What “benefits” does your charity offer to Supporters?


Preparing for my next VAT training event to deliver for WCVA I came across yet another example where a charity should have ensured it had properly thought through the VAT implications of its fund raising plans. This very recent case decision released last week dealt with the VAT treatment that HMRC believed should have been applied by The Serpentine Trust in London to monies received from supporters in exchange (as HMRC regarded anyway) for a mixed bag of benefits supplied in return for the “donations”.

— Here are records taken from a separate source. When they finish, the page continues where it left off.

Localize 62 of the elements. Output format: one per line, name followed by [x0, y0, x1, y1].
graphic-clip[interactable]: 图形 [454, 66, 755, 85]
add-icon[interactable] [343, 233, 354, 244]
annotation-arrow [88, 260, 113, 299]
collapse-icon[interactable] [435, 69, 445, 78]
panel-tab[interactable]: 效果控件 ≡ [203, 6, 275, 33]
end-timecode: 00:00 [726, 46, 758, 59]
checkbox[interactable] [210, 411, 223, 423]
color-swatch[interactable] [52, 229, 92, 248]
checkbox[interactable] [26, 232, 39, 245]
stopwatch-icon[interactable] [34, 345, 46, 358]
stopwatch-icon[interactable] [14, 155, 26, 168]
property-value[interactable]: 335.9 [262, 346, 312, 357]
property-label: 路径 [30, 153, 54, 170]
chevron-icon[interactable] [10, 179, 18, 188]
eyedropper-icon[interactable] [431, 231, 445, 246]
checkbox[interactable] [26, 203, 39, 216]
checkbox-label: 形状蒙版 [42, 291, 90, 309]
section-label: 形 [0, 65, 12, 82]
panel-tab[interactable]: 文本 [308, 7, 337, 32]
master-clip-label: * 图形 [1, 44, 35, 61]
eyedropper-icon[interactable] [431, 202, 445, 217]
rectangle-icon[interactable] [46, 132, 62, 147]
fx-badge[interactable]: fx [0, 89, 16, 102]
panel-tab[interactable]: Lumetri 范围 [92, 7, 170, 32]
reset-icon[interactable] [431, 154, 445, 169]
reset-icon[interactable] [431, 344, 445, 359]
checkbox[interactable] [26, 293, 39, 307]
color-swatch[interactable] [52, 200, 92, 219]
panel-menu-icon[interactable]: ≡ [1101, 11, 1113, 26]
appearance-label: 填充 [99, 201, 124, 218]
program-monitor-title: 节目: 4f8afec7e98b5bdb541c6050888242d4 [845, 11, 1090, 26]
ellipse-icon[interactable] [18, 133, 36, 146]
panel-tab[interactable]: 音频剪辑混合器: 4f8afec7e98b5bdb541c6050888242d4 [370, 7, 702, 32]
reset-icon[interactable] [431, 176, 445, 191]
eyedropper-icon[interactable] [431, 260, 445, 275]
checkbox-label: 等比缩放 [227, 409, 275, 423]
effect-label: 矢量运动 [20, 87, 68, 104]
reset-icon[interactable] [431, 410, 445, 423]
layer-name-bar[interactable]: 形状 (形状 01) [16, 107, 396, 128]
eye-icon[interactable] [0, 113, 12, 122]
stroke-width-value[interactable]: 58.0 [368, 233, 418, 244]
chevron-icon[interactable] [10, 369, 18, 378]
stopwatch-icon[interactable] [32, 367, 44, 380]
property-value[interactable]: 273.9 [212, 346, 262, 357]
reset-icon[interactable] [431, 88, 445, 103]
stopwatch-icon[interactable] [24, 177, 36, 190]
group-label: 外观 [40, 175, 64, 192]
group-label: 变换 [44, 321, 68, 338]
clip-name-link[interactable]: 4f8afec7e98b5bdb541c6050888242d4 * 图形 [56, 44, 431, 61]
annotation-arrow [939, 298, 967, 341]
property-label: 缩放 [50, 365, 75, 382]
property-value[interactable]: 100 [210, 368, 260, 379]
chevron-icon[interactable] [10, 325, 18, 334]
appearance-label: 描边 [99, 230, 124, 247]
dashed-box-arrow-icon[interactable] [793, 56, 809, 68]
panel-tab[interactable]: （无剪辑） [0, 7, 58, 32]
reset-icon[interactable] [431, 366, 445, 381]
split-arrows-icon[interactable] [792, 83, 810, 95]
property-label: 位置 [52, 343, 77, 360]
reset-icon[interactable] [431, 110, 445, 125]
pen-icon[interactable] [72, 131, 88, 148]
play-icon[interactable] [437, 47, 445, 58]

This will be a situation familiar to many charitable arts, cultural, environmental bodies as they look to engage support from benefactors. Each “benefit” offering may in itself seem small:

  • Free invitations to private viewings or performances
  • Advance notice to purchase tickets for events or in this instance limited edition prints
  • Priority bookings on events
  • Acknowledgement of being a benefactor or supporter in publications or on line media

The difficulty from the VAT perspective is that if it can be seen that there is a specific and measurable consideration which has to be paid in order for the donor to receive these benefit packages, then we walk straight into the basic VAT rule of making a supply for a consideration. If that supply is deemed to be standard rated then VAT at 20% needs to be accounted for on that “donation”.

The Serpentine Gallery was assessed by HMRC for £171,067 of missed VAT on income from the various Supporter Schemes which it operated and whilst it appealed against this assessment, that appeal was unsuccessful in the VAT First Tier Tribunal.

The admission to the art gallery, run by the registered charity, is normally free but the income assessed for VAT came from the operation of various supporter, patron or benefactor schemes where the supporter must pay a stated amount and then becomes entitled to a specified list of benefits.

The Charity tried various arguments to support its position that it made no supply to any benefactor arguing that:

  • The benefits provided to supporters were de minimis with the effect that the benefits were not actually provided for the payments made by the supporters or,
  • If that argument was not successful – that only part of the payment made by the supporter was actually for the benefits element so only that small element had to have VAT accounted for on it.
  • A third argument was also presented that if all the payment was regarded as consideration for the benefits provided then they should be able to separate the payment against those benefit elements that were zero rated for VAT purposes or even VAT exempt and only have to apply VAT to the standard rated values.

In all three aspects the charity was unsuccessful and left considerably out of pocket as a result.

VAT Law states: VATA 1994, S 5:

“(2) (a) supply in this Act includes all forms of supply, but not anything done otherwise than for a consideration.”

Simply calling an amount of money a “donation” is not sufficient to take it outside the scope of VAT if HMRC would perceive that the monies paid directly links to benefits (supplies) that the charity is making to the body paying them that money.

I’m sure our clients in the charity sector often think my constant desire to check their fundraising plans from the VAT perspective BEFORE they start them is an unnecessary management step – but every time I see such a case as this and its painful financial outcome it re enforces the need to be proactive on the VAT side – VAT certainly came back to bite The Serpentine Gallery.